By the way, this is part of why I've put so much effort into Freedoom over the years and tried to organise people to build a foundation for ourselves that we, the Doom community, collectively control, so our artistic endeavours aren't subject to the whims of a corporation that can shut down all the things we love doing. This is the essence of the free software movement, but it's hard to get these ideas across to people, I guess because they're somehow abstract and difficult to understand until the real cease & desist order drops through your letterbox. That and most of the literature about free software (like the page I just linked to) is just really, really bad. But think about the difference between owning and renting the house you live in; one makes you more free as a person, even if your landlord tells you that you don't have to pay rent. 

 

Linguica thinks that even Freedoom is on shaky ground; maybe he's right, I don't know and I don't want to even speculate.

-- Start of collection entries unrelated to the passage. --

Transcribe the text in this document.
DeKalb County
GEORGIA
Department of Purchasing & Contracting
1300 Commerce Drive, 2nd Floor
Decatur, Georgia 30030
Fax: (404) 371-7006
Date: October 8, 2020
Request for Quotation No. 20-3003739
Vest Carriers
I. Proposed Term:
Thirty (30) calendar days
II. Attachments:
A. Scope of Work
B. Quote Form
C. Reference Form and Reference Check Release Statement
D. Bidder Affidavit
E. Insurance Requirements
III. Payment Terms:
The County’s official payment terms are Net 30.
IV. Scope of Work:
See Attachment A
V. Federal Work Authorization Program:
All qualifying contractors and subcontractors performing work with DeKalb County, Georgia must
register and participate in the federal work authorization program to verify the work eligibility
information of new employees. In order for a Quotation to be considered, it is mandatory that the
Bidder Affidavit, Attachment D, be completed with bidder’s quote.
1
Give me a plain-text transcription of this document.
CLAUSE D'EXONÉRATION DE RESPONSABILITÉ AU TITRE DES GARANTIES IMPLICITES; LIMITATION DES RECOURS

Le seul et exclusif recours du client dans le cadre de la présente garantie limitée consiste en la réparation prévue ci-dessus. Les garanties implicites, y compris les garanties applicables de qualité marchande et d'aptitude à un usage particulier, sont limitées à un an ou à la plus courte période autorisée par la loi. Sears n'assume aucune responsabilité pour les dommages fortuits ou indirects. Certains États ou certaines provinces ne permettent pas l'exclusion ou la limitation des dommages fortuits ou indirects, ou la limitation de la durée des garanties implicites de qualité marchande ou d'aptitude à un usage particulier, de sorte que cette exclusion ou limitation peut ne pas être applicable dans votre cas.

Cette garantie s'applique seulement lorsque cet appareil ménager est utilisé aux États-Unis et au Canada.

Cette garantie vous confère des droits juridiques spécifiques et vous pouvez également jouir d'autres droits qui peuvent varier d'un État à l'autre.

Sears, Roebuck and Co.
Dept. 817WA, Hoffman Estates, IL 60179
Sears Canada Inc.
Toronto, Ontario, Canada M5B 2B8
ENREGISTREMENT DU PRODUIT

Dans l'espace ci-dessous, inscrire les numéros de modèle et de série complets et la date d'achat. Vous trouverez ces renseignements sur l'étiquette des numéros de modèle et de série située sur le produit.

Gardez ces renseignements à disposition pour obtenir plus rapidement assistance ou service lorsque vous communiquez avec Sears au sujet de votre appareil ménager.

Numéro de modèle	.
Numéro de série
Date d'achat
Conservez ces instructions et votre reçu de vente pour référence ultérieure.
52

If you care about this issue and you have Doom modding skills then I still think contributing to it is the most constructive, positive thing you can do. There's still plenty of room for improvement, so come and help out.

Thanks for this post. I think it's important for this message to be made much louder and more clear. I admit, I've wondered about the shaky ground issue myself. I never really put it together that FD was actually a push towards protecting things like modding. I think this message should be on the home page, except that it might ruffle the wrong feathers. Maybe it's best as is. But I must say that this post enlightened me, so thanks for that, and thanks for what you do.